How to Do High Lunge Pose Step-By-Step

  1. Starting in a standing position with an exhale, drop your hands down beside both of your feet, coming into a forward fold.
  2. Then with an inhale, step your left foot back behind you, keeping your foot in line with your hips as you balance on the ball of your foot.
  3. Try to create a right angle with your right knee by keeping your knee in line with your ankle; you may need to make a broader stance to allow more space.
  4. Rest your abdomen on your front thigh and lift your chest; if your arms or chest feel compressed here, you can also place 2 blocks under each of your hands to give more space. Other variations include lifting your hands off the ground and holding them in a prayer position, as seen in the video above.
  5. Gaze forward and simultaneously firm your left leg as you lift the back of your leg towards the sky and press into the ball of your foot.
  6. Hold here for a few breaths, and then slowly step your left food back between your hands, returning to a forward fold position.
  7. Repeat the pose on the opposite side by stepping your right foot back behind you instead.

Beginner’s Tip

If you have any issues with your neck, then avoid gazing upwards or forwards in this pose, and instead gaze down towards the floor to create a more neutral spine.
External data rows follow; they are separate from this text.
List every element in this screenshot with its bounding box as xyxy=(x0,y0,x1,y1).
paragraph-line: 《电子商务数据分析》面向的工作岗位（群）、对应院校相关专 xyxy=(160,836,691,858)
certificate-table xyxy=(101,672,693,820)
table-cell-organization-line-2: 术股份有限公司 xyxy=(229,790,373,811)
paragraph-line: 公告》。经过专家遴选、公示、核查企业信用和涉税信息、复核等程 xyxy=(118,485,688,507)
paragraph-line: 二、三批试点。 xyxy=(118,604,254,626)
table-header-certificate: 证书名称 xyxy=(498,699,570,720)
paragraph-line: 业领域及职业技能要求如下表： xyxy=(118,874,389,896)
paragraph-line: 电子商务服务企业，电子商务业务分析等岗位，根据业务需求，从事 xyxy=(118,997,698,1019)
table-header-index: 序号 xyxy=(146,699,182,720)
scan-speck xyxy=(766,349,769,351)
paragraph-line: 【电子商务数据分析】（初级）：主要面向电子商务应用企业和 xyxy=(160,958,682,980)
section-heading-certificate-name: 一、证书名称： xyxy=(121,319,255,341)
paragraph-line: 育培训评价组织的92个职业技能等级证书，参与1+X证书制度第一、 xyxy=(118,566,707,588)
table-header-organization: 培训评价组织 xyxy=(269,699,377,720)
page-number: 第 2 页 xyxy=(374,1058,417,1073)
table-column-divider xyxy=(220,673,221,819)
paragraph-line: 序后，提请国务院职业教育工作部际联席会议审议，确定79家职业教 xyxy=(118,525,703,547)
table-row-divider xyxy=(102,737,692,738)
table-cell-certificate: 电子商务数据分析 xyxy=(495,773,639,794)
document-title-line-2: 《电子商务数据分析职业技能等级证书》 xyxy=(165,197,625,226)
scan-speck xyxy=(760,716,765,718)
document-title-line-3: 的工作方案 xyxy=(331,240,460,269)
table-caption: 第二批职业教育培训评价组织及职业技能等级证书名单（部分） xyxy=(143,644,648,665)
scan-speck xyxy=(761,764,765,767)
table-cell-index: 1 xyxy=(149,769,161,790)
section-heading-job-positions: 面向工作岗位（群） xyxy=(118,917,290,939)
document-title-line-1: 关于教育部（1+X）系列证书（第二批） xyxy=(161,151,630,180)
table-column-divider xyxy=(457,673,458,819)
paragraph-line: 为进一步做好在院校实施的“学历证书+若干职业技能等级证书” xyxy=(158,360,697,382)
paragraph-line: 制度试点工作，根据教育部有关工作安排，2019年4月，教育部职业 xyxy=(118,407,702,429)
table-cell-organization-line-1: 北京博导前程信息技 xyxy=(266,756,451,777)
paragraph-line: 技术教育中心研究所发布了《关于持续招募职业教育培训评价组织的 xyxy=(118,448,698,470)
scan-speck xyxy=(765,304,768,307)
This pose is a very active yoga pose, so if you feel like you cannot hold it any longer, you can also opt for a low lunge instead by gently dropping your back knee onto the ground.

If you have a larger abdomen, you may need to adjust your abdomen by wrapping your hand around the left side of your abdomen and pulling it to be on the inside of your right thigh. You can repeat this on the opposite side by wrapping your hand around the right side of your abdomen instead. Remember to use blocks or props to assist you in this pose as well and find the most comfortable position for your body.